Nach einem bewaffneten Raubüberfall auf einen Tabak-Shop im Stadtteil Schmarl sucht die Kriminalpolizei jetzt Zeugen.

Der Überfall ereignete sich heute Morgen zur Ladenöffnungszeit. Nach bisherigen Erkenntnissen betraten zwei maskierte Täter gegen 06.40 Uhr den Tabakladen im Kolumbusring 61. Mit vorgehaltener Waffe forderten sie von der 65-jährigen Verkäuferin die Herausgabe von Bargeld und Zigaretten. Anschließend flüchteten die beiden Unbekannten durch den Hinterausgang "Zum Eichenwäldchen". Die Geschädigte blieb unverletzt.
Beide Täter wurden von der Verkäuferin wie folgt beschrieben: Die Polizei bittet jetzt um Mithilfe der Bevölkerung.
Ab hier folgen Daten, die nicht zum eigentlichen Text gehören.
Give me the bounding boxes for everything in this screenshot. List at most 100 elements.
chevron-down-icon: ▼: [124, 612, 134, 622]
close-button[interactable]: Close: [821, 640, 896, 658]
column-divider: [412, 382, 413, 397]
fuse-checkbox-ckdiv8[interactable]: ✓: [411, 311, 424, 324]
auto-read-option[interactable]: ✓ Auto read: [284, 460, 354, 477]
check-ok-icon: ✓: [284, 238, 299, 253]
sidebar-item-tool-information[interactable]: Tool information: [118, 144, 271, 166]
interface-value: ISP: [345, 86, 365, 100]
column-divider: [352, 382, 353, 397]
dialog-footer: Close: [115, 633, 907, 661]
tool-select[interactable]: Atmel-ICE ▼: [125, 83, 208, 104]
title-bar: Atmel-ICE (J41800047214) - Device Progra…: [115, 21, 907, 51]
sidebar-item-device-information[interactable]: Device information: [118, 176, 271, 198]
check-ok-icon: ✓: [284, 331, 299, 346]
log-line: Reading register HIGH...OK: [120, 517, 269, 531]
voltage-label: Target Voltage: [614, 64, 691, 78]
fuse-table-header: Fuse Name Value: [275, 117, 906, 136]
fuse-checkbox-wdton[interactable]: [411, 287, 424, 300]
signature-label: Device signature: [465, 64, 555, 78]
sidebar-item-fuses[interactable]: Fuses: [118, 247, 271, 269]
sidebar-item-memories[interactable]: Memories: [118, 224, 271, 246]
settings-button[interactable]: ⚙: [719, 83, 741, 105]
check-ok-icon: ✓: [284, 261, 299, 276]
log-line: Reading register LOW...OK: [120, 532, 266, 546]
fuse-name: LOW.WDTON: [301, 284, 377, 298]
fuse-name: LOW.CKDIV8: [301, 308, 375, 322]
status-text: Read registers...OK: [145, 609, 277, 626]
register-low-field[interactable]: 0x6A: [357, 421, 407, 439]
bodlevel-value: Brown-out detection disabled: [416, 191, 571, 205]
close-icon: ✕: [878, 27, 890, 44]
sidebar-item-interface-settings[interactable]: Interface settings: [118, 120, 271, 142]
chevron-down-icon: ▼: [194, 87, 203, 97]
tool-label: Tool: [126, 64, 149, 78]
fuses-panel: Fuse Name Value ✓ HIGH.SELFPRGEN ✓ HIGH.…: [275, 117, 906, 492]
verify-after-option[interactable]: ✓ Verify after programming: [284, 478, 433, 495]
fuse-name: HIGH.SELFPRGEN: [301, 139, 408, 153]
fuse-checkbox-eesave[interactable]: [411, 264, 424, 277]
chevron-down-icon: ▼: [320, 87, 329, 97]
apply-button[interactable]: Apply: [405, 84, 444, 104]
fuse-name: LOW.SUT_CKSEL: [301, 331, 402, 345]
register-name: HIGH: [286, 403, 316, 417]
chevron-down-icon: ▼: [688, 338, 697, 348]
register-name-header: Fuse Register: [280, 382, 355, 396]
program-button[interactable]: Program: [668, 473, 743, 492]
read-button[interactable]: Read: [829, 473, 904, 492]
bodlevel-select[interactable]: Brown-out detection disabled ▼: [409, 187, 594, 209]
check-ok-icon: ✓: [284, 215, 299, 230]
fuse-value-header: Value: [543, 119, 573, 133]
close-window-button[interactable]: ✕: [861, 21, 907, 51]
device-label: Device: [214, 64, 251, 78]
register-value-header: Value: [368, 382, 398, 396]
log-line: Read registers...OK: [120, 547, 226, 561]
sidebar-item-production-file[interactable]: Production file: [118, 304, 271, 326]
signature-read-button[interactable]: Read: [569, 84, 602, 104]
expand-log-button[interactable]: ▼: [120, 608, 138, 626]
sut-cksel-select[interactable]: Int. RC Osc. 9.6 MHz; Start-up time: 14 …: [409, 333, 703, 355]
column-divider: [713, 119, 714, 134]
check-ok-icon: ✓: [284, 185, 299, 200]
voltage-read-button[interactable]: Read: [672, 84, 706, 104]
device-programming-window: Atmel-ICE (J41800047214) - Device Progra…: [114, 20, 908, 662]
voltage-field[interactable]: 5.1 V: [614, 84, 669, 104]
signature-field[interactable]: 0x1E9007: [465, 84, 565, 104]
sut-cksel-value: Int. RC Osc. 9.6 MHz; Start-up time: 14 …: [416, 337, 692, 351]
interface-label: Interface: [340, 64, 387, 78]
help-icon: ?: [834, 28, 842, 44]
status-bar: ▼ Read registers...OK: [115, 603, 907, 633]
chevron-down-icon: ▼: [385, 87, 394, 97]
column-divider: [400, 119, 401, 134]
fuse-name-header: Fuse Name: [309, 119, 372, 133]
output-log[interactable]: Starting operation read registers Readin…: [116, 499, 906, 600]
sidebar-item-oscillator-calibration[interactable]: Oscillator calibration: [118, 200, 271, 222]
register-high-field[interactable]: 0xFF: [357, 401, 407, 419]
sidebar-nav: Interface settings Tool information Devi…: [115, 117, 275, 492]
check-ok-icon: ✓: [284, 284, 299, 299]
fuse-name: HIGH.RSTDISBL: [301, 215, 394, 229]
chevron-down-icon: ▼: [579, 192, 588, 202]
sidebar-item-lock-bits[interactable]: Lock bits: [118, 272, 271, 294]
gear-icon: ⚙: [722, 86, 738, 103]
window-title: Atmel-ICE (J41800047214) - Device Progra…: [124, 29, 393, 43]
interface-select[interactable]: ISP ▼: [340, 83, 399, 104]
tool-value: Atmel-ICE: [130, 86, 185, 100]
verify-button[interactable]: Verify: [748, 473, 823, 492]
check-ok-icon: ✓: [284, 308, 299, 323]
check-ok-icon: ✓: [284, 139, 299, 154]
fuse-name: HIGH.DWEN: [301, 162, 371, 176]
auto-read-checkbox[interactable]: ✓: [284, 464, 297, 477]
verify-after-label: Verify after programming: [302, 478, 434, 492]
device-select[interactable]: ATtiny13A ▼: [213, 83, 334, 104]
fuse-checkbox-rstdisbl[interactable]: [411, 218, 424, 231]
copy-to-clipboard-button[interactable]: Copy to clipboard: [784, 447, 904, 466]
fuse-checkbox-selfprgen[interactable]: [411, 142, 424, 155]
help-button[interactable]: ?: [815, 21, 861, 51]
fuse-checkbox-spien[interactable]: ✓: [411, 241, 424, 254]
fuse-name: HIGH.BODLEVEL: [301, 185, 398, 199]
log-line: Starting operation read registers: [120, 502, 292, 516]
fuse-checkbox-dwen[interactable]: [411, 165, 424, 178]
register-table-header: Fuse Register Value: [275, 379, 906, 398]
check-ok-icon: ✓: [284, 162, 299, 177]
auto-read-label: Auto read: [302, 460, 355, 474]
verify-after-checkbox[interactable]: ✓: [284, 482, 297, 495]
Wer hat heute Morgen Beobachtungen gemacht, die mit der beschriebenen Straftat im Zusammenhang stehen könnten? Hinweise nehmen der Kriminaldauerdienst in Rostock, Ulmenstraße 54, 18057 Rostock unter der Telefonnummer (0381) 4916 - 1616, jede andere Polizeidienststelle oder die Internetwache unter www.polizei.mvnet.de entgegen.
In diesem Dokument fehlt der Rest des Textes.